Für die nicht realisierte Installation „Erde minus Umwelt (1992)“, von der ein Modell zu sehen ist, wollte Metzger die Abgase hunderter PKWs in einen Plexiglasschlauch leiten. Hier sind die Positionen klar: Der schmutzig gelbe pneumatische Ring funktionierte als Ekel-Manifestation allgegenwärtiger Umweltverschmutzung. Bei einer Ausstellung mit skandalträchtigen Headlines und sexistischen Motiven aus der britischen Yellow Press, die Metzger seit 1977 plante und die in Wien mit aktuellen Ausgaben endlich realisiert wurde, verlaufen die Fronten nicht ganz so klar. Die Installation als bloße Kritik an der Wirklichkeitsverfälschung von Massenmedien zu verstehen, würde Metzgers Ansatz nicht gerecht. „Die Medien sind eben auch unser wichtigstes Instrument zur Dokumentation der Realität“, schreibt der Künstler.
Genauso ambivalent ist die Haltung Metzgers zur Technik selbst. In seinen Schriften kennzeichnet er die Dominanz der Technologie als Hauptübel der modernen Gesellschaft. Gleichzeitig aber zelebriert er die industriell gefertigte Wirklichkeit als Speerspitze der Gegenwartsästhetik. In einer Videodokumentation blickt Metzger staunend über die Dächer Londons und raunt technikeuphorisch: Maschinenerzeugte Formen sind die vollkommenen Formen unserer Zeit. „Abends werden einige der schönsten heutzutage erzeugten Kunstwerke weggeworfen.“ Eine etwas angestaubte und damals wohl vor allem provozierend geäußerte These, die Metzger in Wien fast trotzig durch eine Styroporwanne illustriert, die als fein gefräster Block die Macht industrieller Fertigung ausstellen soll.
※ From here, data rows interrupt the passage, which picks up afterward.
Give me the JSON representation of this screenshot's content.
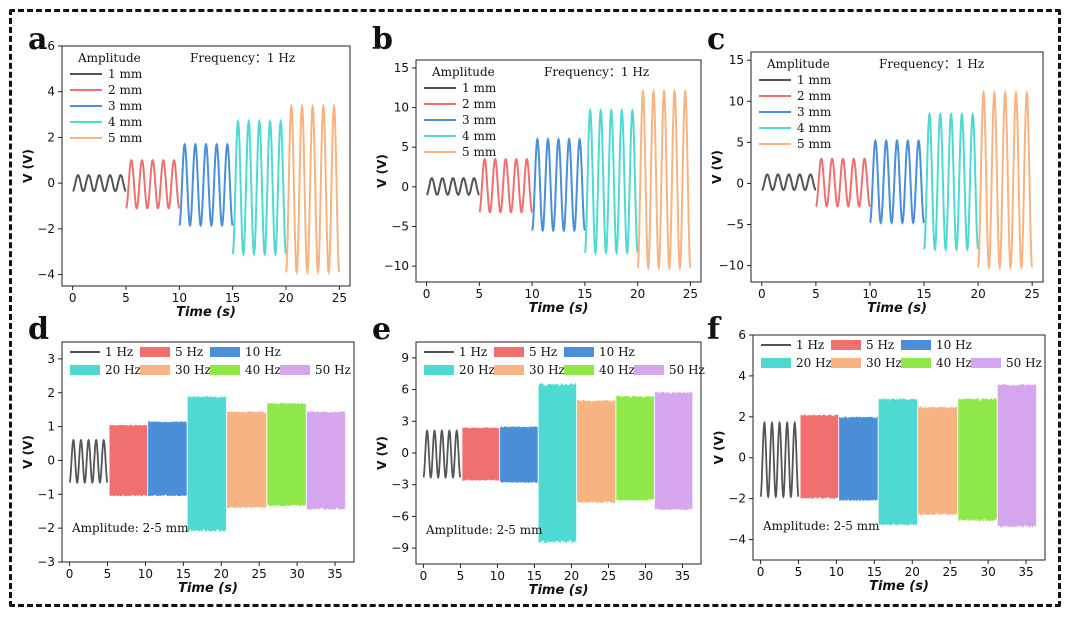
{
  "figure": {
    "series_colors": [
      "#555555",
      "#f07070",
      "#4a8fd8",
      "#4fd9d3",
      "#f8b382",
      "#8ee849",
      "#d5a6ee"
    ]
  },
  "chart_data": [
    {
      "id": "a",
      "type": "line",
      "panel_label": "a",
      "legend_title": "Amplitude",
      "annotation": "Frequency：1 Hz",
      "xlabel": "Time (s)",
      "ylabel": "V (V)",
      "xlim": [
        -1,
        26
      ],
      "ylim": [
        -4.5,
        6
      ],
      "xticks": [
        0,
        5,
        10,
        15,
        20,
        25
      ],
      "yticks": [
        -4,
        -2,
        0,
        2,
        4,
        6
      ],
      "series": [
        {
          "name": "1 mm",
          "x_range": [
            0,
            5
          ],
          "cycles": 5,
          "max": 0.35,
          "min": -0.35
        },
        {
          "name": "2 mm",
          "x_range": [
            5,
            10
          ],
          "cycles": 5,
          "max": 1.0,
          "min": -1.1
        },
        {
          "name": "3 mm",
          "x_range": [
            10,
            15
          ],
          "cycles": 5,
          "max": 1.7,
          "min": -1.85
        },
        {
          "name": "4 mm",
          "x_range": [
            15,
            20
          ],
          "cycles": 5,
          "max": 2.7,
          "min": -3.1
        },
        {
          "name": "5 mm",
          "x_range": [
            20,
            25
          ],
          "cycles": 5,
          "max": 3.35,
          "min": -3.9
        }
      ]
    },
    {
      "id": "b",
      "type": "line",
      "panel_label": "b",
      "legend_title": "Amplitude",
      "annotation": "Frequency：1 Hz",
      "xlabel": "Time (s)",
      "ylabel": "V (V)",
      "xlim": [
        -1,
        26
      ],
      "ylim": [
        -12,
        16
      ],
      "xticks": [
        0,
        5,
        10,
        15,
        20,
        25
      ],
      "yticks": [
        -10,
        -5,
        0,
        5,
        10,
        15
      ],
      "series": [
        {
          "name": "1 mm",
          "x_range": [
            0,
            5
          ],
          "cycles": 5,
          "max": 1.1,
          "min": -1.0
        },
        {
          "name": "2 mm",
          "x_range": [
            5,
            10
          ],
          "cycles": 5,
          "max": 3.5,
          "min": -3.2
        },
        {
          "name": "3 mm",
          "x_range": [
            10,
            15
          ],
          "cycles": 5,
          "max": 6.0,
          "min": -5.5
        },
        {
          "name": "4 mm",
          "x_range": [
            15,
            20
          ],
          "cycles": 5,
          "max": 9.6,
          "min": -8.3
        },
        {
          "name": "5 mm",
          "x_range": [
            20,
            25
          ],
          "cycles": 5,
          "max": 12.0,
          "min": -10.2
        }
      ]
    },
    {
      "id": "c",
      "type": "line",
      "panel_label": "c",
      "legend_title": "Amplitude",
      "annotation": "Frequency：1 Hz",
      "xlabel": "Time (s)",
      "ylabel": "V (V)",
      "xlim": [
        -1,
        26
      ],
      "ylim": [
        -12,
        16
      ],
      "xticks": [
        0,
        5,
        10,
        15,
        20,
        25
      ],
      "yticks": [
        -10,
        -5,
        0,
        5,
        10,
        15
      ],
      "series": [
        {
          "name": "1 mm",
          "x_range": [
            0,
            5
          ],
          "cycles": 5,
          "max": 1.1,
          "min": -0.8
        },
        {
          "name": "2 mm",
          "x_range": [
            5,
            10
          ],
          "cycles": 5,
          "max": 3.0,
          "min": -2.8
        },
        {
          "name": "3 mm",
          "x_range": [
            10,
            15
          ],
          "cycles": 5,
          "max": 5.2,
          "min": -4.8
        },
        {
          "name": "4 mm",
          "x_range": [
            15,
            20
          ],
          "cycles": 5,
          "max": 8.4,
          "min": -8.0
        },
        {
          "name": "5 mm",
          "x_range": [
            20,
            25
          ],
          "cycles": 5,
          "max": 11.0,
          "min": -10.2
        }
      ]
    },
    {
      "id": "d",
      "type": "area",
      "panel_label": "d",
      "annotation": "Amplitude: 2-5 mm",
      "xlabel": "Time (s)",
      "ylabel": "V (V)",
      "xlim": [
        -1,
        37.5
      ],
      "ylim": [
        -3,
        3.5
      ],
      "xticks": [
        0,
        5,
        10,
        15,
        20,
        25,
        30,
        35
      ],
      "yticks": [
        -3,
        -2,
        -1,
        0,
        1,
        2,
        3
      ],
      "series": [
        {
          "name": "1 Hz",
          "x_range": [
            0,
            5
          ],
          "max": 0.6,
          "min": -0.65
        },
        {
          "name": "5 Hz",
          "x_range": [
            5.3,
            10.2
          ],
          "max": 1.05,
          "min": -1.05
        },
        {
          "name": "10 Hz",
          "x_range": [
            10.4,
            15.4
          ],
          "max": 1.15,
          "min": -1.05
        },
        {
          "name": "20 Hz",
          "x_range": [
            15.6,
            20.6
          ],
          "max": 1.9,
          "min": -2.1
        },
        {
          "name": "30 Hz",
          "x_range": [
            20.8,
            25.9
          ],
          "max": 1.45,
          "min": -1.4
        },
        {
          "name": "40 Hz",
          "x_range": [
            26.1,
            31.1
          ],
          "max": 1.7,
          "min": -1.35
        },
        {
          "name": "50 Hz",
          "x_range": [
            31.3,
            36.3
          ],
          "max": 1.45,
          "min": -1.45
        }
      ]
    },
    {
      "id": "e",
      "type": "area",
      "panel_label": "e",
      "annotation": "Amplitude: 2-5 mm",
      "xlabel": "Time (s)",
      "ylabel": "V (V)",
      "xlim": [
        -1,
        37.5
      ],
      "ylim": [
        -10.5,
        10.5
      ],
      "xticks": [
        0,
        5,
        10,
        15,
        20,
        25,
        30,
        35
      ],
      "yticks": [
        -9,
        -6,
        -3,
        0,
        3,
        6,
        9
      ],
      "series": [
        {
          "name": "1 Hz",
          "x_range": [
            0,
            5
          ],
          "max": 2.1,
          "min": -2.3
        },
        {
          "name": "5 Hz",
          "x_range": [
            5.3,
            10.2
          ],
          "max": 2.4,
          "min": -2.6
        },
        {
          "name": "10 Hz",
          "x_range": [
            10.4,
            15.4
          ],
          "max": 2.5,
          "min": -2.8
        },
        {
          "name": "20 Hz",
          "x_range": [
            15.6,
            20.6
          ],
          "max": 6.6,
          "min": -8.5
        },
        {
          "name": "30 Hz",
          "x_range": [
            20.8,
            25.9
          ],
          "max": 5.0,
          "min": -4.7
        },
        {
          "name": "40 Hz",
          "x_range": [
            26.1,
            31.1
          ],
          "max": 5.4,
          "min": -4.5
        },
        {
          "name": "50 Hz",
          "x_range": [
            31.3,
            36.3
          ],
          "max": 5.8,
          "min": -5.4
        }
      ]
    },
    {
      "id": "f",
      "type": "area",
      "panel_label": "f",
      "annotation": "Amplitude: 2-5 mm",
      "xlabel": "Time (s)",
      "ylabel": "V (V)",
      "xlim": [
        -1,
        37.5
      ],
      "ylim": [
        -5,
        6
      ],
      "xticks": [
        0,
        5,
        10,
        15,
        20,
        25,
        30,
        35
      ],
      "yticks": [
        -4,
        -2,
        0,
        2,
        4,
        6
      ],
      "series": [
        {
          "name": "1 Hz",
          "x_range": [
            0,
            5
          ],
          "max": 1.7,
          "min": -1.9
        },
        {
          "name": "5 Hz",
          "x_range": [
            5.3,
            10.2
          ],
          "max": 2.1,
          "min": -2.0
        },
        {
          "name": "10 Hz",
          "x_range": [
            10.4,
            15.4
          ],
          "max": 2.0,
          "min": -2.1
        },
        {
          "name": "20 Hz",
          "x_range": [
            15.6,
            20.6
          ],
          "max": 2.9,
          "min": -3.3
        },
        {
          "name": "30 Hz",
          "x_range": [
            20.8,
            25.9
          ],
          "max": 2.5,
          "min": -2.8
        },
        {
          "name": "40 Hz",
          "x_range": [
            26.1,
            31.1
          ],
          "max": 2.9,
          "min": -3.1
        },
        {
          "name": "50 Hz",
          "x_range": [
            31.3,
            36.3
          ],
          "max": 3.6,
          "min": -3.4
        }
      ]
    }
  ]
}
Visuell einnehmender ist eine frühe Arbeit, die die automatische Erzeugung von Form nicht mechanischen, sondern physikalischchemischen Prozessen überlässt. „Art of Liquid Crystal“ (1966) zeigt die Form und Farbveränderungen eines Flüssigkristalls unter chemischem Einfluss. Metzger hatte damit in einer Ausstellung so großen Erfolg, dass sich die Bands Cream und The Who ein Jahr später ihre Bühnenshows von den psychedelischen Farbeffekten dieser Kristalle aufpeppen ließen.
Vollkommen konträr zu den üblichen Gesten medialer Sichtbarmachung versucht Metzger historische Dokumente grausamer Gewaltszenen auszustellen, wie die Werkreihe „Historic Photographs“ mit großformatigen Fotos von Verbrechen gegen Juden zeigt. Oder eben gerade nicht zeigt: Zwischen Metallplatten geschweißt, hinter Holzplanken verborgen, von Tüchern verdeckt, sind die Aufnahmen den Betrachterblicken ein für allemal entzogen. Metzgers eigene Familie kam durch den Naziterror um.
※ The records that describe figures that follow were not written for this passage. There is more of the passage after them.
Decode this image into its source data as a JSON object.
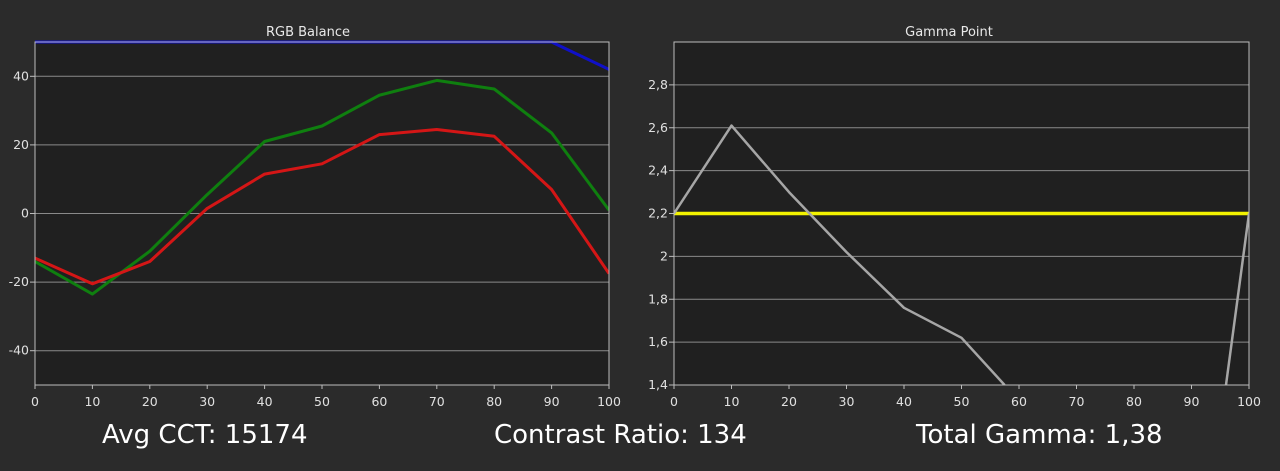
{
  "chart_data": [
    {
      "type": "line",
      "title": "RGB Balance",
      "x": [
        0,
        10,
        20,
        30,
        40,
        50,
        60,
        70,
        80,
        90,
        100
      ],
      "xlim": [
        0,
        100
      ],
      "ylim": [
        -50,
        50
      ],
      "yticks": [
        -40,
        -20,
        0,
        20,
        40
      ],
      "grid": true,
      "series": [
        {
          "color": "#1010c8",
          "values": [
            50,
            50,
            50,
            50,
            50,
            50,
            50,
            50,
            50,
            50,
            42
          ]
        },
        {
          "color": "#0f7f0f",
          "values": [
            -14,
            -23.5,
            -11,
            5.5,
            21,
            25.5,
            34.5,
            38.8,
            36.3,
            23.5,
            1
          ]
        },
        {
          "color": "#d41616",
          "values": [
            -13,
            -20.5,
            -14,
            1.5,
            11.5,
            14.5,
            23,
            24.5,
            22.5,
            7,
            -17.5
          ]
        }
      ]
    },
    {
      "type": "line",
      "title": "Gamma Point",
      "x": [
        0,
        10,
        20,
        30,
        40,
        50,
        60,
        70,
        80,
        90,
        100
      ],
      "xlim": [
        0,
        100
      ],
      "ylim": [
        1.4,
        3.0
      ],
      "yticks": [
        1.4,
        1.6,
        1.8,
        2.0,
        2.2,
        2.4,
        2.6,
        2.8
      ],
      "ytick_labels": [
        "1,4",
        "1,6",
        "1,8",
        "2",
        "2,2",
        "2,4",
        "2,6",
        "2,8"
      ],
      "grid": true,
      "reference_line": {
        "value": 2.2,
        "color": "#f2f200"
      },
      "series": [
        {
          "color": "#a6a6a6",
          "x": [
            0,
            10,
            20,
            30,
            40,
            50,
            57.5
          ],
          "values": [
            2.2,
            2.61,
            2.3,
            2.02,
            1.76,
            1.62,
            1.4
          ]
        },
        {
          "color": "#a6a6a6",
          "x": [
            96,
            100
          ],
          "values": [
            1.4,
            2.2
          ]
        }
      ]
    }
  ],
  "stats": {
    "avg_cct": "Avg CCT: 15174",
    "contrast_ratio": "Contrast Ratio: 134",
    "total_gamma": "Total Gamma: 1,38"
  }
}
Letztlich, so offenbart Metzgers Oszillieren zwischen explosivem Offenlegen und schützendem Verschließen, haben die Aktionen des Künstlers eine bewahrende Funktion: die Bewahrung einer kritischen politischen Haltung. Und diese sollte zwanzig Jahre spielend überdauern.
Erschienen in Süddeutsche Zeitung 02. August 2005.